Drei Ursachen könnten der Hauptstadt noch weiteres Verkehrswachstum bescheren: Erstens die starke Veränderung der Siedlungsstruktur. Viele Berliner ziehen an den Rand der Stadt und ins Umland. Die Stadt wächst also weiter hinein in die Region, die Bevölkerung pendelt stärker zwischen Arbeitsplatz, Wohnung, Versorgungs- und Freizeitangeboten. Arbeitsplätze in den östlichen Stadtbezirken sind verschwunden, neue entstehen vor allem in der Innenstadt. Der Bau großer Einkaufszentren geht weithin zu Lasten der wohnungsnahen Läden.

Zweitens haben die Berliner ihre Mobilitätsgewohnheiten denen anderer Großstädter angepasst. Verkehrswachstum war die Folge.

Der dritte Grund: Die „globalisierte Wirtschaft“ hat sich neu organisiert. Große Städte sind nicht mehr Zentren der Produktion. Vielmehr nehmen Spezialisierung und Arbeitsteilung immer noch zu. Produkte und Dienstleistungen werden europa- und weltweit ausgetauscht – mit der Folge wachsenden Personen- und Güterverkehrs.

Dies alles sind keine „Naturgesetze“ moderner Gesellschaften, vielmehr unterstützen und fördern wir als Marktteilnehmende diese Entwicklung, obgleich wir oft alternative Möglichkeiten hätten. Aber: Wer kauft den Lachs nicht bei Aldi, sondern im Laden „um die Ecke“? Wer gibt sich im Winter mit brandenburgischen Runkelrüben zufrieden? Wer verreist im Sommer höchstens bis zum Spreewald? Selbst bei einer „entfernungsbewussten“ Lebensweise nutzen wir preisbewusst den Billigflieger in die Türkei oder die Karibik. „Wir sind der Stau“, wie ein gängiges Bonmot feststellt.

Was können wir dagegen tun? Mehr oder zumindest gleiche Mobilität mit weniger Verkehr. Wie ginge das? Wir alle könnten unsere Aktivitäten mit einer weniger entfernungsaufwändigen Zielwahl verbinden. Außerdem könnten wir öfter mal mit öffentlichen Verkehrsmitteln oder dem Fahrrad fahren und damit den Autoverkehr begrenzen.

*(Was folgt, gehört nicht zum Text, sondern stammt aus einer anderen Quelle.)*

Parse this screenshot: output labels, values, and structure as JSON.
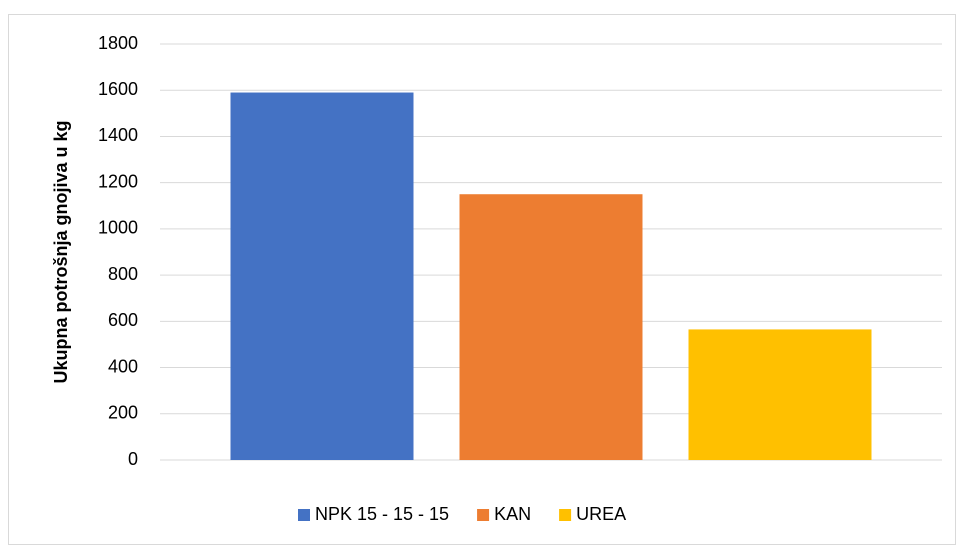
{
  "chart_data": {
    "type": "bar",
    "y_label": "Ukupna potrošnja gnojiva u kg",
    "categories": [
      null
    ],
    "series": [
      {
        "name": "NPK 15 - 15 - 15",
        "color": "#4472c4",
        "values": [
          1590
        ]
      },
      {
        "name": "KAN",
        "color": "#ed7d31",
        "values": [
          1150
        ]
      },
      {
        "name": "UREA",
        "color": "#ffc000",
        "values": [
          565
        ]
      }
    ],
    "ylim": [
      0,
      1800
    ],
    "yticks": [
      0,
      200,
      400,
      600,
      800,
      1000,
      1200,
      1400,
      1600,
      1800
    ],
    "grid": true,
    "legend": "bottom"
  }
}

Um ein solches Umdenken zu fördern, ist die Politik gefordert. Sie muss zukünftig über die klassische Verkehrspolitik hinausdenken, wie es der neue Stadtentwicklungsplan Verkehr für Berlin vorgibt. Stadtplaner zum Beispiel arbeiten mit daran, die weitere Zersiedelung der Berliner Region einzudämmen, die Nutzungsmischung in der Stadt zu verbessern, die Kieze in der Stadtstruktur zu stärken und dadurch für die Bevölkerung bessere Wahlmöglichkeiten zu schaffen. So will der StEP Verkehr die Voraussetzungen für die Nutzung umweltfreundlicher Verkehrsmittel in der Stadt noch verbessern. Eine solche „angebotsorientierte“ Strategie hat in Zeiten des Haushaltsnotstandes freilich ihre Grenzen, insbesondere dann, wenn die Nachfrage dem zu einem großen Teil öffentlich finanzierten Angebot nicht folgt.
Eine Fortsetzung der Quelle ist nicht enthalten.